By itself, taxation cannot help the poor. The best it can do is to exempt the poor from taxation. This it can do by exempting the poor from the income tax. Goods and services that the poor consume are not subject to the VAT. There is no VAT on unprocessed goods such as fish, vegetables, and rice. Education and health care are VAT-exempt. There was a time when kerosene, the fuel of the poor was exempt from the VAT.

Good tax policies help ensure that the poor bears no burden in financing government. But the poor can only be helped by giving them a greater share in the county’s wealth through pro-poor expenditure policies. These are through direct transfers such as the Pantawid Pamilya program, and programs that give the poor greater access to basic education and health care. Programs that benefit agriculture and rural areas are redistributive as well. The poverty incidence among farmers is about 34.3 percent compared to a national average of 21 percent.

Thus, I cannot see why the DOF is upset with the findings of the PIDS studies that the TRAIN has regressive effects. Even without the numbers, it is easy to deduce how the poor can end up bearing a higher tax burden than the rich from TRAIN.

Excise taxes are generally regressive. They take away a greater percentage of the income of the poor than the rich. The PIDS studies also showed that the increase in excise taxes on fuel contributed to inflation. A steady increase in prices hit the poor the hardest. The Tuano study noted that TRAIN increased prices by an average of 1 to 3 percent. Tuano also observed a slight increase in the poverty incidence as a result of TRAIN. Without the provision for transfers, poverty incidence would have been worse. Fortunately, it was part of TRAIN.

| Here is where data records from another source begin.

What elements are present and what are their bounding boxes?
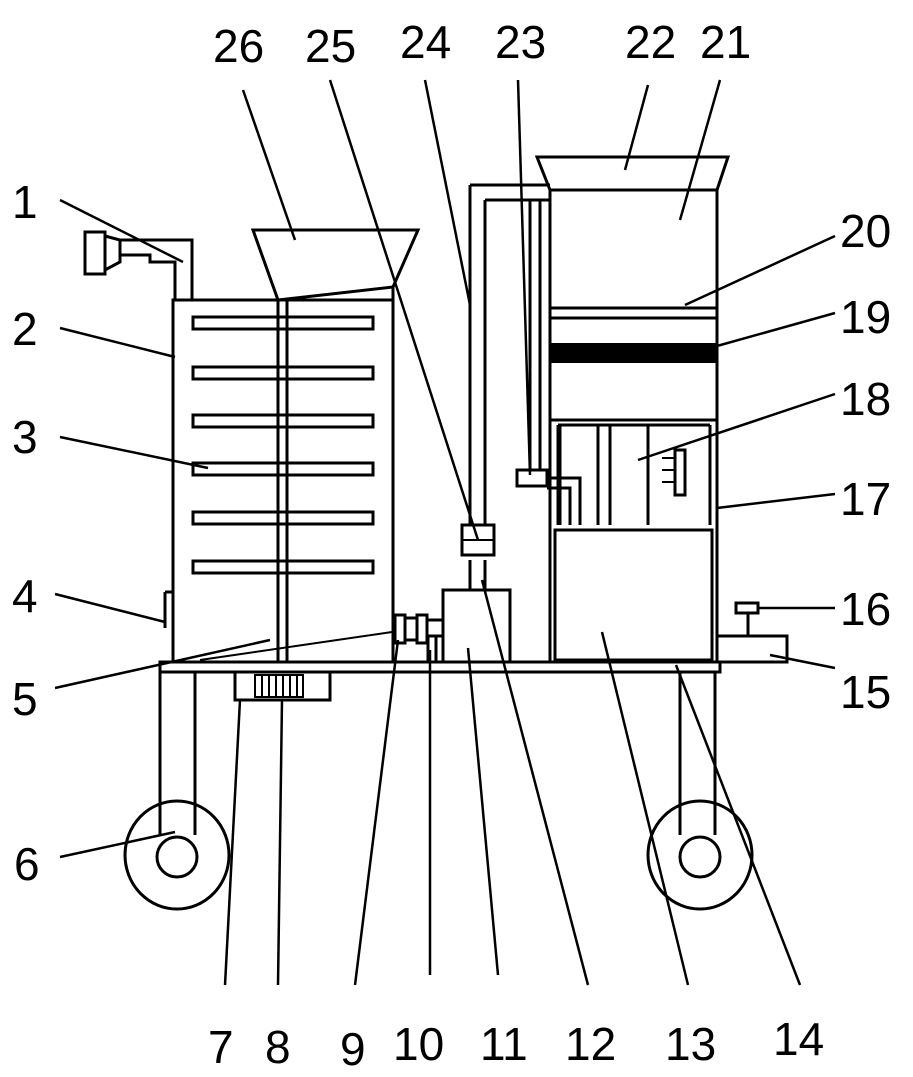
inner-pipe [510, 200, 550, 664]
label-11: 11 [480, 1018, 528, 1070]
label-17: 17 [840, 473, 891, 525]
left-funnel [250, 228, 421, 302]
lower-housing [233, 670, 332, 702]
label-26: 26 [213, 20, 264, 72]
label-9: 9 [340, 1023, 366, 1075]
wheel-left [123, 799, 231, 911]
label-10: 10 [393, 1018, 444, 1070]
label-22: 22 [625, 16, 676, 68]
pump-body [441, 560, 512, 664]
label-1: 1 [12, 176, 38, 228]
left-leg [158, 672, 197, 835]
label-19: 19 [840, 291, 891, 343]
base-platform [158, 660, 722, 674]
leader-lines [54, 79, 836, 986]
label-21: 21 [700, 16, 751, 68]
label-5: 5 [12, 673, 38, 725]
right-side-valve [715, 601, 789, 664]
left-tank [163, 298, 395, 664]
label-20: 20 [840, 205, 891, 257]
label-14: 14 [773, 1013, 824, 1065]
label-8: 8 [265, 1021, 291, 1073]
riser-pipe [460, 183, 550, 557]
label-4: 4 [12, 570, 38, 622]
label-6: 6 [14, 838, 40, 890]
label-12: 12 [565, 1018, 616, 1070]
label-7: 7 [208, 1021, 234, 1073]
label-16: 16 [840, 583, 891, 635]
label-2: 2 [12, 303, 38, 355]
label-25: 25 [305, 20, 356, 72]
label-23: 23 [495, 16, 546, 68]
right-leg [678, 672, 717, 835]
label-18: 18 [840, 373, 891, 425]
mixing-blades [191, 315, 375, 575]
label-3: 3 [12, 411, 38, 463]
part-labels: 1 2 3 4 5 6 7 8 9 10 11 12 13 14 15 16 1… [12, 16, 891, 1075]
label-15: 15 [840, 666, 891, 718]
right-tank [534, 155, 731, 664]
suction-pipe [199, 613, 443, 662]
label-24: 24 [400, 16, 451, 68]
wheel-right [646, 799, 754, 911]
exhaust-pipe [83, 230, 194, 300]
label-13: 13 [665, 1018, 716, 1070]
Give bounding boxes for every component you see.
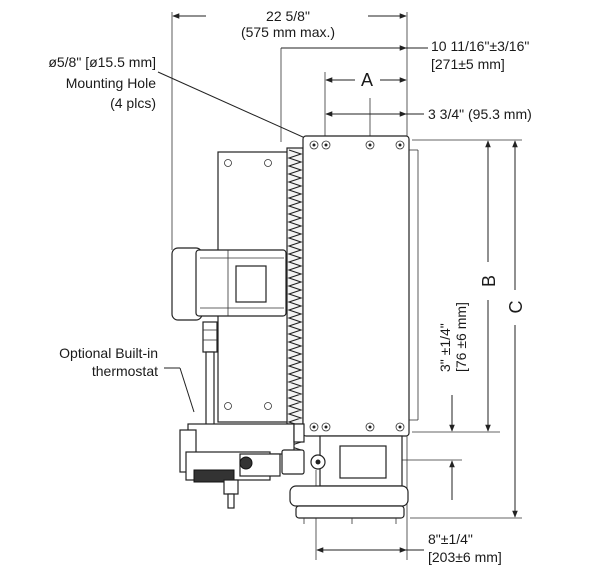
hole-size-label: ø5/8" [ø15.5 mm] <box>48 54 156 70</box>
vertical-offset-metric-label: [76 ±6 mm] <box>453 302 469 372</box>
mount-offset-label: 10 11/16"±3/16" <box>431 38 529 54</box>
dimension-lines <box>172 13 518 553</box>
mounting-holes <box>309 140 405 432</box>
leader-lines <box>157 71 315 413</box>
hole-spacing-label: 3 3/4" (95.3 mm) <box>428 106 532 122</box>
fin-pattern <box>287 149 303 451</box>
base-offset-label: 8"±1/4" <box>428 531 473 547</box>
thermostat-label-line1: Optional Built-in <box>59 345 158 361</box>
mount-offset-metric-label: [271±5 mm] <box>431 56 505 72</box>
hole-title-label: Mounting Hole <box>66 75 156 91</box>
dimension-labels: 22 5/8" (575 mm max.) 10 11/16"±3/16" [2… <box>48 8 531 565</box>
overall-width-label: 22 5/8" <box>266 8 310 24</box>
hole-count-label: (4 plcs) <box>110 95 156 111</box>
overall-width-metric-label: (575 mm max.) <box>241 24 335 40</box>
thermostat-label-line2: thermostat <box>92 363 158 379</box>
dim-b-label: B <box>479 275 499 287</box>
dim-a-label: A <box>361 70 373 90</box>
base-offset-metric-label: [203±6 mm] <box>428 549 502 565</box>
unit-drawing <box>171 135 419 524</box>
vertical-offset-label: 3" ±1/4" <box>437 323 453 372</box>
dim-c-label: C <box>506 301 526 314</box>
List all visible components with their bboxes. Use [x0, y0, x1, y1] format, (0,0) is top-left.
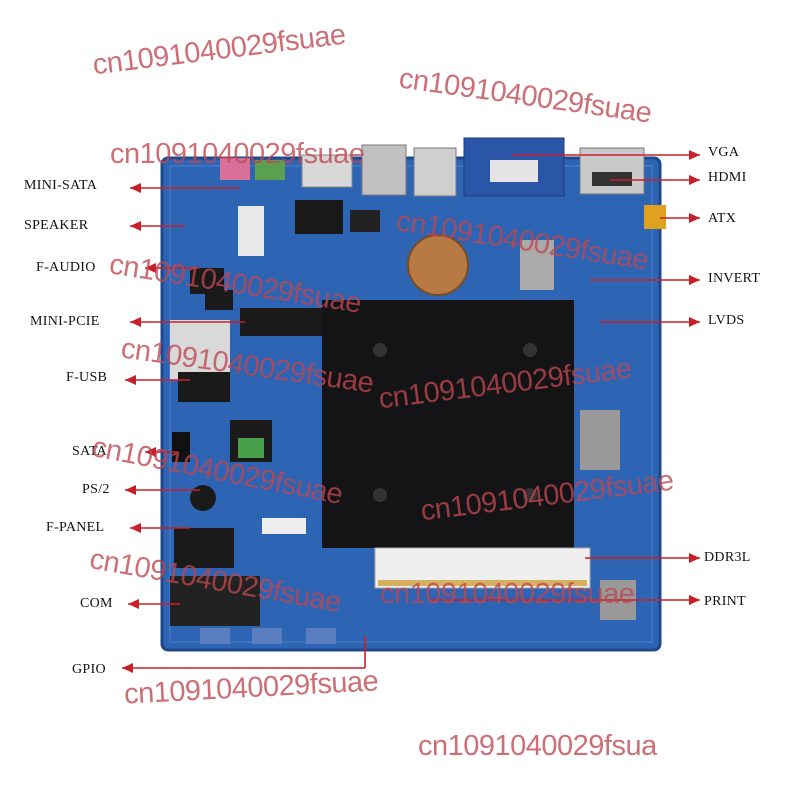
arrow-f-usb: [125, 375, 190, 385]
arrow-f-panel: [130, 523, 190, 533]
arrow-ps2: [125, 485, 200, 495]
pointer-arrows: [122, 150, 700, 673]
arrow-gpio: [122, 663, 365, 673]
label-atx: ATX: [708, 211, 737, 226]
arrow-print: [430, 595, 700, 605]
label-ddr3l: DDR3L: [704, 550, 751, 565]
label-lvds: LVDS: [708, 313, 745, 328]
arrow-mini-pcie: [130, 317, 245, 327]
label-hdmi: HDMI: [708, 170, 747, 185]
label-gpio: GPIO: [72, 662, 106, 677]
atx-connector: [644, 205, 666, 229]
label-mini-pcie: MINI-PCIE: [30, 314, 100, 329]
chip: [295, 200, 343, 234]
arrow-lvds: [600, 317, 700, 327]
label-com: COM: [80, 596, 113, 611]
buzzer: [190, 485, 216, 511]
cmos-battery: [407, 234, 469, 296]
arrow-hdmi: [610, 175, 700, 185]
arrow-com: [128, 599, 180, 609]
label-f-usb: F-USB: [66, 370, 108, 385]
arrow-invert: [590, 275, 700, 285]
lan-port: [361, 144, 407, 196]
audio-jack: [220, 158, 250, 180]
label-ps2: PS/2: [82, 482, 110, 497]
arrow-sata: [145, 447, 178, 457]
arrow-ddr3l: [585, 553, 700, 563]
label-f-audio: F-AUDIO: [36, 260, 96, 275]
arrow-vga: [512, 150, 700, 160]
arrow-atx: [660, 213, 700, 223]
label-mini-sata: MINI-SATA: [24, 178, 98, 193]
arrow-speaker: [130, 221, 185, 231]
usb-port-2: [413, 147, 457, 197]
arrow-f-audio: [145, 263, 200, 273]
heatsink: [322, 300, 574, 548]
label-vga: VGA: [708, 145, 740, 160]
label-invert: INVERT: [708, 271, 761, 286]
usb-port: [301, 154, 353, 188]
label-sata: SATA: [72, 444, 108, 459]
arrow-mini-sata: [130, 183, 240, 193]
label-speaker: SPEAKER: [24, 218, 89, 233]
label-print: PRINT: [704, 594, 746, 609]
label-f-panel: F-PANEL: [46, 520, 105, 535]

There are other features of TRAIN that benefit the rich and lightens their tax burden. The most glaring pro- rich measure is the reduction in the inheritance tax from 20 percent to 6 percent. A wealth tax is a powerful tool that can reallocate wealth from the affluent to fund pro-poor expenditures. The measure further distorts taxation of unearned income. Interest income from savings is taxed more heavily at 20 percent.

The reduction in the excise tax on luxury cars compared to lower priced vehicles is a regressive measure. And so with the elimination of the personal exemption in computing taxable income. Personal exemptions recognize differences in needs among taxpayers, i.e. taxpayers with more dependents are entitled to higher exemptions. While the O percent tax rate on taxpayers with incomes of P250,000 and below offered tax relief to taxpayers, the Manasan study notes that the decline in the tax burden of taxpayers from the poor deciles is smaller compared to the reduction in the tax burden of those from the higher income deciles. Although TRAIN increases the marginal income tax rate on the very rich taxpayers to 35 percent, they account for a very small percentage of our population. (A report by Credit Suisse notes that only 0.1 percent of the Philippines adult population have fortunes amounting to over $1 million.)The changes made by TRAIN on the personal income tax system were observed not to be pro-poor.

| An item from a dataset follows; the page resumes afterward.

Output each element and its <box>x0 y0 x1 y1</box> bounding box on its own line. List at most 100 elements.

The principal reason for tax reforms is to raise revenues for government. They cannot be pro-poor since the poor do not have enough income to be part of the taxpaying population. The least that we expect from tax reforms is to promote a progressive distribution of the tax burden. Those who have more should contribute more in relation to their income. And for the poor to have a greater share from the revenues that are raised.

The numbers say that the tax reforms are not progressive. Let us hope that the expenditure numbers are more favorable to those who are less fortunate.